TrendCalc attempts to minimize these impacts (and better control portfolio volatility) by using multidimensional, multidirectional strategies within singular portfolios, with allocation adjustments being made according to defined buy-hold-sell rules.

Dynamic Risk Management

We respect the trust our clients have placed in TrendCalc and understand the importance of preserving their hard-earned money while producing great returns.  We are dedicated to defending clients’ portfolios, total wealth and financial independence. Our multi-segment active risk management addresses this mandate. Our business model is rooted in dynamic due diligence and stringent compliance that efficiently balances risk and reward solutions. Investments are constantly monitored on both a micro- and macro-levels.

Disciplined Rules-Based Decision-Making

TrendCalc is a steadfast disciplined rules-based investor.  We have been successful active money managers yet remain agnostic when it comes to the passive/active investment strategy debate.  We are confident believers that having a systematic buy-hold-sell decision-making process tends to eliminate much of the emotional influence that damages even the best of intentions and efforts.   

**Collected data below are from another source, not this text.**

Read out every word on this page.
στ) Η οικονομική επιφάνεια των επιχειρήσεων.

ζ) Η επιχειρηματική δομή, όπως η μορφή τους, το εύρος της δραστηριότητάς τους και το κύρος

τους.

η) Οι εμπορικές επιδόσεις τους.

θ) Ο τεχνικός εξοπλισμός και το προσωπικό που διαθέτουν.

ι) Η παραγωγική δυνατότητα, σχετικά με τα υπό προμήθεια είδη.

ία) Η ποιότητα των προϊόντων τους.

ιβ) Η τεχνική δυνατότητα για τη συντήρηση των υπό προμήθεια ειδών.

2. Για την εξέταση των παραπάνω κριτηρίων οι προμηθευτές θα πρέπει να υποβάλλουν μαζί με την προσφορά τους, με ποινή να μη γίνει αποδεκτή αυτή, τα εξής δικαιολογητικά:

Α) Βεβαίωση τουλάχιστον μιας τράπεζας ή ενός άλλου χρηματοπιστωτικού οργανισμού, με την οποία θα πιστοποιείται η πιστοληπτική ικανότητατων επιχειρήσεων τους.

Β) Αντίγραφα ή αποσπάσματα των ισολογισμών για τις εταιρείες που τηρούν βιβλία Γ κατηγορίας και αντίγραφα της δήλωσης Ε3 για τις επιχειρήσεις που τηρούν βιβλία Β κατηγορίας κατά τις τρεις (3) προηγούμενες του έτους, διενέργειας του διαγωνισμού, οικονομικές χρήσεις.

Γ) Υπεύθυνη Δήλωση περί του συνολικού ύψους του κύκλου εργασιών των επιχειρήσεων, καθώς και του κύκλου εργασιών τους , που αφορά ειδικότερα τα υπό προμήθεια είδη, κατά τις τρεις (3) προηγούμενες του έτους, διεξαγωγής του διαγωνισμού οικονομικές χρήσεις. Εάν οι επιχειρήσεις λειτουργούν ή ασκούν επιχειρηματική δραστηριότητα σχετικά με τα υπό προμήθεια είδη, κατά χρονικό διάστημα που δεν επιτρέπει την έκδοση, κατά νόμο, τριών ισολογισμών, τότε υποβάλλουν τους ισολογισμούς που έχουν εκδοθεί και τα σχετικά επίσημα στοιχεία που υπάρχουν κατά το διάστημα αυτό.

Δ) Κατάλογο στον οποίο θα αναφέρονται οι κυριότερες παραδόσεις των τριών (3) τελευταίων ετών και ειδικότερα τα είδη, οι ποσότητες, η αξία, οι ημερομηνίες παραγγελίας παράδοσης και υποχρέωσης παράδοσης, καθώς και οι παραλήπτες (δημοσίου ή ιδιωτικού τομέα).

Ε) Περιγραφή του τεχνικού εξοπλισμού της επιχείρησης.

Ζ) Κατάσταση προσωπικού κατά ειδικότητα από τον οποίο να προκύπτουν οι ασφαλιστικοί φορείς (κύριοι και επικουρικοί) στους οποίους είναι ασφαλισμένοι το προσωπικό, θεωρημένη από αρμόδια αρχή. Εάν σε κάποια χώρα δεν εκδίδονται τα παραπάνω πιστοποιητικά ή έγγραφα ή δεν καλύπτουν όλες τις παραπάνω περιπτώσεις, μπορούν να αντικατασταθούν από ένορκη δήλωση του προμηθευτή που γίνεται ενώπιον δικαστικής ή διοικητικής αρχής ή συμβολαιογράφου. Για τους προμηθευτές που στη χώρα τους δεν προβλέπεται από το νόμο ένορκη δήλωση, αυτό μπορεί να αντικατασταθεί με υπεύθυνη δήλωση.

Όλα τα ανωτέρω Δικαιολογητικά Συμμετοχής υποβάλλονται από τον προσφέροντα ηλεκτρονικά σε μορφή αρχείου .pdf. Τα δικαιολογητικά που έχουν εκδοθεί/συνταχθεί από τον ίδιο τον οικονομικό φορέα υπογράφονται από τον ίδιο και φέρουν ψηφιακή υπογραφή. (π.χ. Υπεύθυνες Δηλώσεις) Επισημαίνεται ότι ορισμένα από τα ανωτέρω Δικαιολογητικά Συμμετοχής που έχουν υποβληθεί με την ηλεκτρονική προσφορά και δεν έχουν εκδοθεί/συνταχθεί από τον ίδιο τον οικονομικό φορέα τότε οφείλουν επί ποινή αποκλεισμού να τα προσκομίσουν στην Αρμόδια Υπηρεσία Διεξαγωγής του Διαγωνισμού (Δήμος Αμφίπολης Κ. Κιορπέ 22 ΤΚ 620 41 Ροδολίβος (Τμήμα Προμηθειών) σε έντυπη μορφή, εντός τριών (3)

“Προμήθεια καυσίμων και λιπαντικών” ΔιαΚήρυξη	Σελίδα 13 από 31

Dynamics Principles for Achieving Above Average Investment Success

  1. Good investment ideas never last forever.
  2. All investment markets and economies are cyclical in nature.
  3. Various investment strategies (active versus passive, growth versus value, etc.) will over- and under-perform at various times dependent on the economic environment, market conditions and general attitude and behavior of the collective investor crowd.  
  4. Hold more of the things that will do better and less of the things that will do worse
  5. Make periodic cyclical adjustments to portfolio mix, minimizing or outright avoiding investments that are drags on portfolio value and performance.
  6. All portfolios should utilize a multi-dimensional approach employing a combination of various investment strategies and risk management methods.